Essential information for HPC users who run bioinformatics software.
As noted in the CCAST User Guide, “To be able to run your jobs and run them efficiently, you need to have some basic knowledge of the application you are using. This includes whether the application is serial (i.e., runs on only one core) or parallel (i.e., can run on multiple cores). If it is parallel, what is the underlying parallel programming model: shared-memory (e.g., using OpenMP, Pthreads, etc.), distributed-memory (e.g., using MPI), or hybrid? You need such information to determine how you would like to request resources for your jobs.” Please carefully read the documentation for the application you want to run, and the installation, running, and testing notes provided in a list of articles in this series (Click on the name of the software to read the article).Example jobs for bioinformatics applications are available in /gpfs1/projects/ccastest/training/examples on Thunder.
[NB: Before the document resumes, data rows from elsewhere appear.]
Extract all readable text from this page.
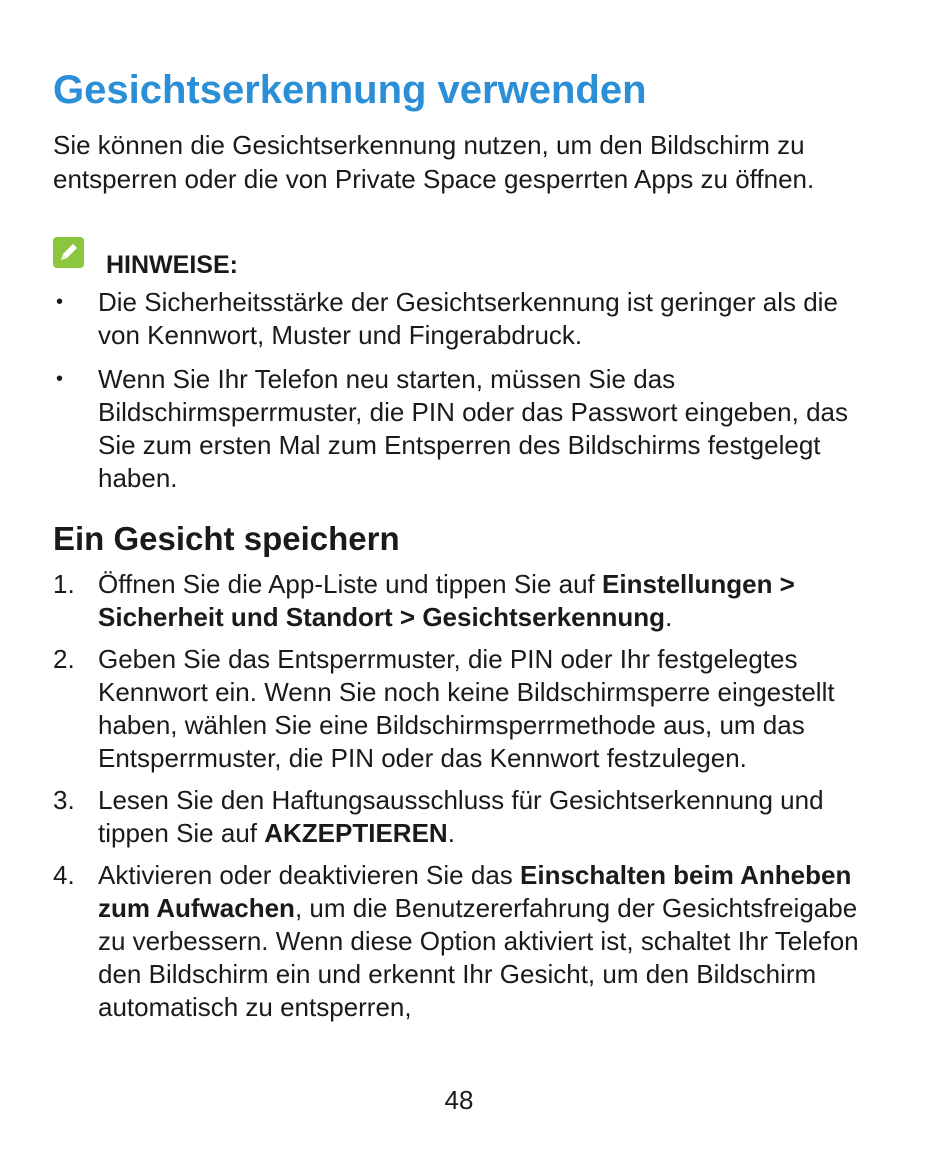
Gesichtserkennung verwenden

Sie können die Gesichtserkennung nutzen, um den Bildschirm zu entsperren oder die von Private Space gesperrten Apps zu öffnen.

HINWEISE:
• Die Sicherheitsstärke der Gesichtserkennung ist geringer als die von Kennwort, Muster und Fingerabdruck.
• Wenn Sie Ihr Telefon neu starten, müssen Sie das Bildschirmsperrmuster, die PIN oder das Passwort eingeben, das Sie zum ersten Mal zum Entsperren des Bildschirms festgelegt haben.
Ein Gesicht speichern
1. Öffnen Sie die App-Liste und tippen Sie auf Einstellungen > Sicherheit und Standort > Gesichtserkennung.
2. Geben Sie das Entsperrmuster, die PIN oder Ihr festgelegtes Kennwort ein. Wenn Sie noch keine Bildschirmsperre eingestellt haben, wählen Sie eine Bildschirmsperrmethode aus, um das Entsperrmuster, die PIN oder das Kennwort festzulegen.
3. Lesen Sie den Haftungsausschluss für Gesichtserkennung und tippen Sie auf AKZEPTIEREN.
4. Aktivieren oder deaktivieren Sie das Einschalten beim Anheben zum Aufwachen, um die Benutzererfahrung der Gesichtsfreigabe zu verbessern. Wenn diese Option aktiviert ist, schaltet Ihr Telefon den Bildschirm ein und erkennt Ihr Gesicht, um den Bildschirm automatisch zu entsperren,
48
The best way to get started is to copy an example job from that directory to your SCRATCH directory, modify the PBS job script as needed, and test run it a few times to be familiar with running jobs on Thunder before running your own jobs. Note that the requested resources (ncpus, mem, etc.) in the example PBS scripts are not optimized for your jobs. Also, as a reminder, do NOT run jobs on the login node and do NOT run jobs from your HOME directory.
The software tools listed below have been installed on Thunder for all users to use. This means you do NOT need to install them yourselves. If users want to install and test their own version of certain software tools in their HOME or PROJECTS directory, they can do so by following the instructions in their respective articles. We encourage you to try and be familiar with such tasks since it is very likely that your research will require you to install new software that is currently not available on the Thunder cluster or to have a newer version of a certain software tool installed.
The articles also provide you with essential information about the applications. Look for keywords such as “MPI”, “threads”, etc. as they indicate whether the software is parallel and thus can run on multiple cores. Such information will help you decide how to request resources for your jobs.
 To use a certain application on Thunder, load appropriate environment variables by executing the command “module load <module name>” (usually within a PBS job script); e.g., “module load ABySS/2.0.2-gcc”. Be mindful that Linux commands are case-sensitive.
 Example jobs for many applications available on Thunder in the following directory: /gpfs1/projects/ccastest/training/examples
 The running, installation, and testing notes are available in each program-specific Knowledge Base article.